Your humble servant is in the process of responding to objections to the proposal contained in this post [1] and this post [2], and those who are new to the conversation should read those first in order to understand the following.

The objection I want to answer in this post is, essentially, this: The employees don’t stand to lose anything if the business fails, while those who invest money do, and I haven’t properly considered that in giving the employees shares in recognition of the value they impart to their firm.

This objection simply fails to understand the nature of money. While money is certainly a store of value, it isn’t equivalent to value. It is a means of exchange into which value is abstracted so that we don’t have to barter between sheep and chickens. It is a convenience that we wouldn’t want to live without, but when money becomes mistaken for value, we end up with a distorted view of the way things operate in the economy.

Now in most market transactions we seek to exchange equivalent values. Say you’re selling sandwiches. You conclude that a certain sandwich is worth four dollars. If I agree that it is worth that much, and I want a sandwich, I will be willing to give you four dollars in exchange. Presumably, the ingredients of the sandwich didn’t cost you four dollars, and your time spent in making it wasn’t worth as much, but the two together were. In this way you make a profit over and above the cost of the ingredients. But when we add in the value of your labor, we have engaged in an even exchange.

But the situation is different when it comes to an employee. The full value of an employee’s work isn’t realized by him because it would make profits impossible. Profits are derived from the difference between the value given by the employees and their compensation.

This is easy to see using our sandwich example. When someone makes a sandwich, or any other product for sale, he realizes the value of his labor when he sells it. But this only works insofar as he makes the product himself. If he employs the labor of others, then the compensation he gives to those others becomes a cost to him, along with materials.
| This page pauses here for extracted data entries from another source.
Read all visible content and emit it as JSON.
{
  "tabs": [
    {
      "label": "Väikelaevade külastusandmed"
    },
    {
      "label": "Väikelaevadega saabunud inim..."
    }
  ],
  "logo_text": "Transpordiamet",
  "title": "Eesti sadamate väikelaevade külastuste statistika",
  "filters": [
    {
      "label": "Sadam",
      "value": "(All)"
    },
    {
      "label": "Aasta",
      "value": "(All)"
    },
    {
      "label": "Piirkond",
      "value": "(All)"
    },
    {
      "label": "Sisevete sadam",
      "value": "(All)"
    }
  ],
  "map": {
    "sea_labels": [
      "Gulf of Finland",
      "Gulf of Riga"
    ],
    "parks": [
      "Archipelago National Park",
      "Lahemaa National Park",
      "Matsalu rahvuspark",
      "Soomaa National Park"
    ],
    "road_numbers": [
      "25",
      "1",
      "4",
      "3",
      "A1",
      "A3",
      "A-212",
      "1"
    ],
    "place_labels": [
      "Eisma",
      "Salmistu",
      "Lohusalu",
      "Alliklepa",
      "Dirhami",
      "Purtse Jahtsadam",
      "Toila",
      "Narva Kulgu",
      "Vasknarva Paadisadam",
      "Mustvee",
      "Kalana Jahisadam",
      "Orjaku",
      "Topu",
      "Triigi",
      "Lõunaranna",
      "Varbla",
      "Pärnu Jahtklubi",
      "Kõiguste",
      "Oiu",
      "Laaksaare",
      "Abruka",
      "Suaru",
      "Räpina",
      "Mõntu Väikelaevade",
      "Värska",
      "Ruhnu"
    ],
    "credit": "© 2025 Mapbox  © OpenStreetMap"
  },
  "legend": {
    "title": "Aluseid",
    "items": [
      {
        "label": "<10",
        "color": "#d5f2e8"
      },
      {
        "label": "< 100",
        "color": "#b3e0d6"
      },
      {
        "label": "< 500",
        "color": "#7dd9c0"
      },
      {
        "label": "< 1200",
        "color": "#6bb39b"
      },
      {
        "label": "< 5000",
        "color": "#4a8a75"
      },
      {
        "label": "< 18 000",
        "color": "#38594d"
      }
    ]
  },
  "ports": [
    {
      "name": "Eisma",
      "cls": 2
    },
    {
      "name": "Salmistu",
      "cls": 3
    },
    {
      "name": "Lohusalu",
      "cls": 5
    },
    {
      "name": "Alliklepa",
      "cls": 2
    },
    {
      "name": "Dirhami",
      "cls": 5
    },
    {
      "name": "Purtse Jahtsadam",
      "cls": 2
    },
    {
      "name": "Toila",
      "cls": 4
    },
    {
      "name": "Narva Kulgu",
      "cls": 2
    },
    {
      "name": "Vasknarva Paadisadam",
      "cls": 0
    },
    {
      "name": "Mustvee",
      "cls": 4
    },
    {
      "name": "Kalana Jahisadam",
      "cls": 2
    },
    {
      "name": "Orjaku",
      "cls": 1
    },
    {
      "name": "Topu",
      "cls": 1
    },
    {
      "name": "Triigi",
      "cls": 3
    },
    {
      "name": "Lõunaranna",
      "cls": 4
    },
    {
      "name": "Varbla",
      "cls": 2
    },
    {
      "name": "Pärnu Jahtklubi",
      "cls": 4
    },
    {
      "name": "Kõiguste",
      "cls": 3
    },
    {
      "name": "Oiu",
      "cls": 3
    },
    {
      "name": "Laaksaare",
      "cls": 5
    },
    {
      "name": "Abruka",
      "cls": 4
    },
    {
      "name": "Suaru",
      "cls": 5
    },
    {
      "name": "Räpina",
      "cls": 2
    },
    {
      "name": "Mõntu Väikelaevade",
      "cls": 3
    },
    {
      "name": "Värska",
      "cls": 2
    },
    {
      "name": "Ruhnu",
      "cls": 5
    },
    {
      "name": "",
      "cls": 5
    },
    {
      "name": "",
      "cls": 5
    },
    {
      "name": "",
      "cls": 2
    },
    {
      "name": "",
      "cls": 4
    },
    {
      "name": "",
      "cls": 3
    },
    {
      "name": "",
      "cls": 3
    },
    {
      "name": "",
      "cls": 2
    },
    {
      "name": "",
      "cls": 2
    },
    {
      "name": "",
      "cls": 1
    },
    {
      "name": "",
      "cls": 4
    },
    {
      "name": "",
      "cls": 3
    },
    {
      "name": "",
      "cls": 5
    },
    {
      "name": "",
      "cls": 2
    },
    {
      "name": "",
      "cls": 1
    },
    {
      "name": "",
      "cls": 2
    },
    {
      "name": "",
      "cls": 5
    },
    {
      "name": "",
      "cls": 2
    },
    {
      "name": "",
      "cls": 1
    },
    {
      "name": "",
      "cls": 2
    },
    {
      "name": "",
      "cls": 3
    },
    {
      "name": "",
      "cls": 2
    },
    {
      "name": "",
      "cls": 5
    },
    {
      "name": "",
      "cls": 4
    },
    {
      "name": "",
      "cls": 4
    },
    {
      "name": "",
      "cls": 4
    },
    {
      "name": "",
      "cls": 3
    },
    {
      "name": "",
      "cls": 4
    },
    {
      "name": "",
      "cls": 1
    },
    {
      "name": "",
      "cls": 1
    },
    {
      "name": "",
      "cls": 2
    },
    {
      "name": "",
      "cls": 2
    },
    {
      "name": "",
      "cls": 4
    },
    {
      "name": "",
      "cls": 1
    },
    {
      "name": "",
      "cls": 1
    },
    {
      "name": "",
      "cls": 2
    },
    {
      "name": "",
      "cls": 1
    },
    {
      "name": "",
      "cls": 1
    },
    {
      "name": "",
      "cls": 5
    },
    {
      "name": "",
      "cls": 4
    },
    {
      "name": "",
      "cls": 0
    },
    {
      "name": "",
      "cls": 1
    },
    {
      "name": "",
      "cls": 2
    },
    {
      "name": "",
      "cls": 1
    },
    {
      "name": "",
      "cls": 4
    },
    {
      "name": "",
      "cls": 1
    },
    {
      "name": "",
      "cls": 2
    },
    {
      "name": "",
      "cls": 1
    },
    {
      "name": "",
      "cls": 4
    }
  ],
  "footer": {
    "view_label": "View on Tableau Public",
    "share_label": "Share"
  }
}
And if the employees were able to realize the total value of their work, there would be nothing left over for profits, which would have been realized by the employer if he was doing all the work himself.

Thus, we see that every employee experiences a loss simply by being employed. He may not lose any money, which is a store of value, but he loses value all the same. And this will be true even if the company he works for is profitable, indeed, especially if the company is profitable. So, the employees do share in losses, and they have losses even if the company is successful.

The capitalist’s answer to this problem is to deny that it exists. The Marxist answer has been to abolish ownership of the means of production. What I am trying to accomplish, on the other hand, is restore the loss of value to the employee, in a word, restore the employee’s property.

Apart from this, to claim that employees lose nothing from a failed business is to ignore their opportunity costs. Instead of working somewhere else they chose to work for the business that ended up failing. That ends up being quite an expense if the other opportunity was one where they could have ended up better off.

“Opportunity costs represent the potential benefits an individual, investor, or business misses out on when choosing one alternative over another.” [3] Employees of a business that fail can lose a lot in terms of opportunity cost, even if they haven’t directly lost any money. Here again, the conceptual error arises from mistaking money for value.  

Labor is viewed by a business as a cost. And costs don’t have costs. But labor consists of people, and people do have costs. Even if they're employees.